One of my favorite, recent Christmas trees, a Fraser Fir. Not often sold in California, this variety is plentiful in Texas, though it is grown only in the southern Appalachians.

There’s nothing quite like a great smell. A smell has power like no other sensory experience, especially when it comes to memory. It’s well known that a certain smell can activate our memories like nothing else.

That’s one of the main reasons I love fresh, genuine Christmas trees. These days, artificial Christmas trees are hardly “fake.” They can look as real as a live tree. Over the course of several years, artificial trees save a bunch money, not to mention decorating time. Plus, they’re kind to people with allergies.

But artificial trees just don’t smell like Christmas trees. And that smell, for me, is one of the most delicious of all smells. Now, to be sure, I simply like the smell of a fir tree. But, part of what I love about that smell is the memories it stirs up in my mind.

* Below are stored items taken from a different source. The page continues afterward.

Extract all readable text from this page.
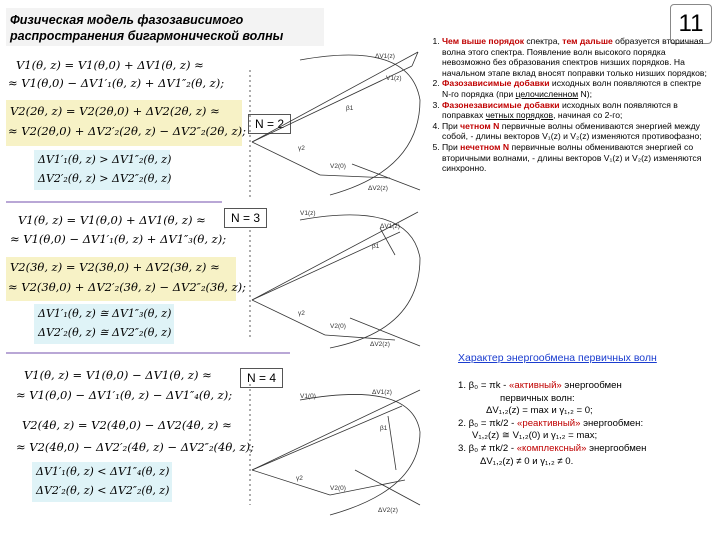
Физическая модель фазозависимого
распространения бигармонической волны	11
V1(θ, z) = V1(θ,0) + ΔV1(θ, z) ≈
≈ V1(θ,0) − ΔV1′₁(θ, z) + ΔV1″₂(θ, z);
V2(2θ, z) = V2(2θ,0) + ΔV2(2θ, z) ≈
≈ V2(2θ,0) + ΔV2′₂(2θ, z) − ΔV2″₂(2θ, z); N = 2
ΔV1′₁(θ, z) > ΔV1″₂(θ, z)
ΔV2′₂(θ, z) > ΔV2″₂(θ, z)
N = 3
V1(θ, z) = V1(θ,0) + ΔV1(θ, z) ≈
≈ V1(θ,0) − ΔV1′₁(θ, z) + ΔV1″₃(θ, z);
V2(3θ, z) = V2(3θ,0) + ΔV2(3θ, z) ≈
≈ V2(3θ,0) + ΔV2′₂(3θ, z) − ΔV2″₂(3θ, z);
ΔV1′₁(θ, z) ≅ ΔV1″₃(θ, z)
ΔV2′₂(θ, z) ≅ ΔV2″₂(θ, z)
N = 4
V1(θ, z) = V1(θ,0) − ΔV1(θ, z) ≈
≈ V1(θ,0) − ΔV1′₁(θ, z) − ΔV1″₄(θ, z);
V2(4θ, z) = V2(4θ,0) − ΔV2(4θ, z) ≈
≈ V2(4θ,0) − ΔV2′₂(4θ, z) − ΔV2″₂(4θ, z);
ΔV1′₁(θ, z) < ΔV1″₄(θ, z)
ΔV2′₂(θ, z) < ΔV2″₂(θ, z)
ΔV1(z)
V1(z)
β1
γ2
V2(0)
ΔV2(z)
V1(z)
ΔV1(z)
β1
γ2
V2(0)
ΔV2(z)
V1(0)
ΔV1(z)
β1
γ2
V2(0)
ΔV2(z)
1. Чем выше порядок спектра, тем дальше образуется вторичная волна этого спектра. Появление волн высокого порядка невозможно без образования спектров низших порядков. На начальном этапе вклад вносят поправки только низших порядков;
2. Фазозависимые добавки исходных волн появляются в спектре N-го порядка (при целочисленном N);
3. Фазонезависимые добавки исходных волн появляются в поправках четных порядков, начиная со 2-го;
4. При четном N первичные волны обмениваются энергией между собой, - длины векторов V₁(z) и V₂(z) изменяются противофазно;
5. При нечетном N первичные волны обмениваются энергией со вторичными волнами, - длины векторов V₁(z) и V₂(z) изменяются синхронно.
Характер энергообмена первичных волн
1. β₀ = πk - «активный» энергообмен
первичных волн:
ΔV₁,₂(z) = max и γ₁,₂ = 0;
2. β₀ = πk/2 - «реактивный» энергообмен:
V₁,₂(z) ≅ V₁,₂(0) и γ₁,₂ = max;
3. β₀ ≠ πk/2 - «комплексный» энергообмен
ΔV₁,₂(z) ≠ 0 и γ₁,₂ ≠ 0.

When I smell a Christmas tree, I am transported to a Christmas tree lot in Inglewood, California, where I lived until I was six years old. From preschool perspective, that Christmas tree lot was a vast forest filled with pungent treasures. As my mom and dad tried to find the perfect tree, I hid among the branches of the forest, taking in its heavenly smells.

Then, I remember how our living smelled when my dad carried in the tree. It seemed to fill our home with sylvan delight. On the first night with a Christmas tree, I could even smell it in my room.

Then, my mind goes back to happy times when my children were small, when I surprised them with a Christmas tree, which they loved to help decorate.

I won’t keep on boring you with all of my Christmas memories. I think you get the point.